We now have that down to one proposal with three million cubic metres. This may be an opportunity but it will be dependent on the full environmental processes to ensure that the last component does have the option of being disposed of on land. I drew a line in the sand.

There was no option available at the time of the decision. There may well be one opening up. It's up to the proponents to submit it. We haven't seen any documentation…

STEVE AUSTIN: 
Will you support it? If GVK Hancock and Adani Group submit it to you this week, will it have your full and complete support?

GREG HUNT: 
I have to determine it against Federal environmental law but I have set out this policy principle and that is that there is a line in the sand that I want to see the first priority for all dredging proposals being onshore disposal.

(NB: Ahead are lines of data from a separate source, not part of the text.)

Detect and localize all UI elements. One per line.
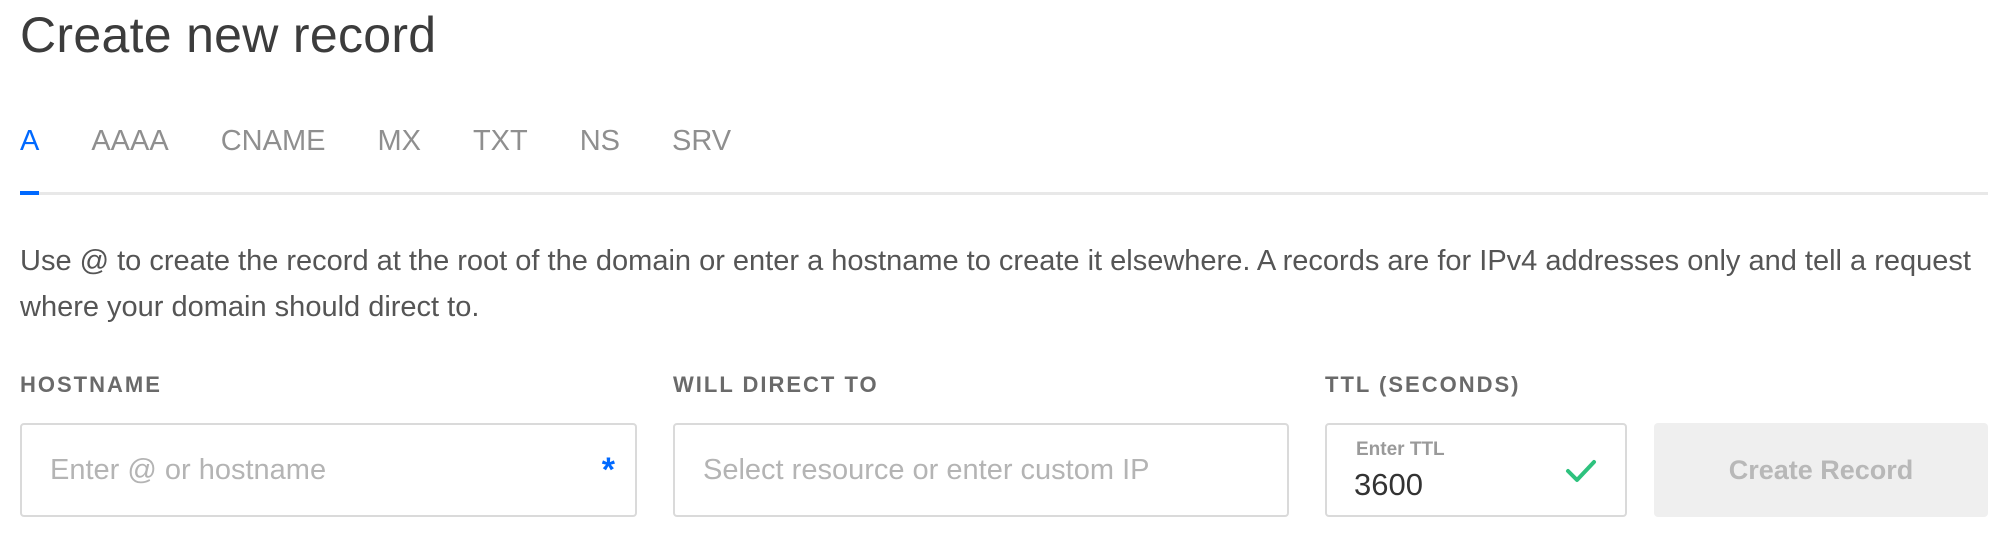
direct-to-input[interactable] — [675, 425, 1287, 515]
tab-txt[interactable]: TXT — [473, 118, 528, 192]
tab-mx[interactable]: MX — [377, 118, 421, 192]
direct-to-field — [673, 423, 1289, 517]
tab-ns[interactable]: NS — [580, 118, 620, 192]
check-icon — [1566, 460, 1596, 482]
record-type-tabs: A AAAA CNAME MX TXT NS SRV — [20, 118, 1988, 195]
ttl-label: TTL (SECONDS) — [1325, 372, 1521, 397]
ttl-field[interactable]: Enter TTL 3600 — [1325, 423, 1627, 517]
page-title: Create new record — [20, 7, 437, 63]
tab-cname[interactable]: CNAME — [221, 118, 326, 192]
required-asterisk-icon: * — [601, 451, 615, 489]
create-record-panel: Create new record A AAAA CNAME MX TXT NS… — [0, 0, 2008, 548]
ttl-inner-label: Enter TTL — [1356, 439, 1445, 460]
tab-a[interactable]: A — [20, 118, 40, 195]
hostname-field: * — [20, 423, 637, 517]
hostname-input[interactable] — [22, 425, 635, 515]
tab-srv[interactable]: SRV — [672, 118, 731, 192]
record-description: Use @ to create the record at the root o… — [20, 245, 1971, 323]
ttl-input[interactable]: 3600 — [1354, 467, 1423, 503]
direct-to-label: WILL DIRECT TO — [673, 372, 879, 397]
hostname-label: HOSTNAME — [20, 372, 162, 397]
create-record-button[interactable]: Create Record — [1654, 423, 1988, 517]
tab-aaaa[interactable]: AAAA — [91, 118, 168, 192]
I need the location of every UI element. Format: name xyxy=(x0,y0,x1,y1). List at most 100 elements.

It has to be considered against the law and if I were to pre-empt it, that would actually be a significant problem.

But the policy principle I set out, we have worked towards trying to find options such as this for all of the five port proposals. This is the last one. All five were inherited with a plan for disposal offshore, in the marine park, from the Queensland ALP and the Federal ALP.

We're down to one and there is an emerging option which I have said we would welcome and we would consider on its merits against the law and there is a very real chance this may come forward and at the moment, we're down from ninety million cubic metres to three.

STEVE AUSTIN: 
Right, I would dearly love to speak with you when GVK Hancock and Adani submit that new proposal, if they do, this week.

GREG HUNT: 
Alright, well I can't put a timeframe, it may be a month, it may be less. It may not occur, but we have encouraged and invited…

STEVE AUSTIN: 
Okay.

GREG HUNT: 
…and we'll see if they put it in and then we'll asses it on its merits but we drew a line in the sand to end the practice of the previous Government.

STEVE AUSTIN: 
Thank you Minister, you've made that point. I'll speak to you again, thank you very much.

GREG HUNT: 
Thanks Steve.

STEVE AUSTIN: 
That's Greg Hunt, the Federal Environment Minister.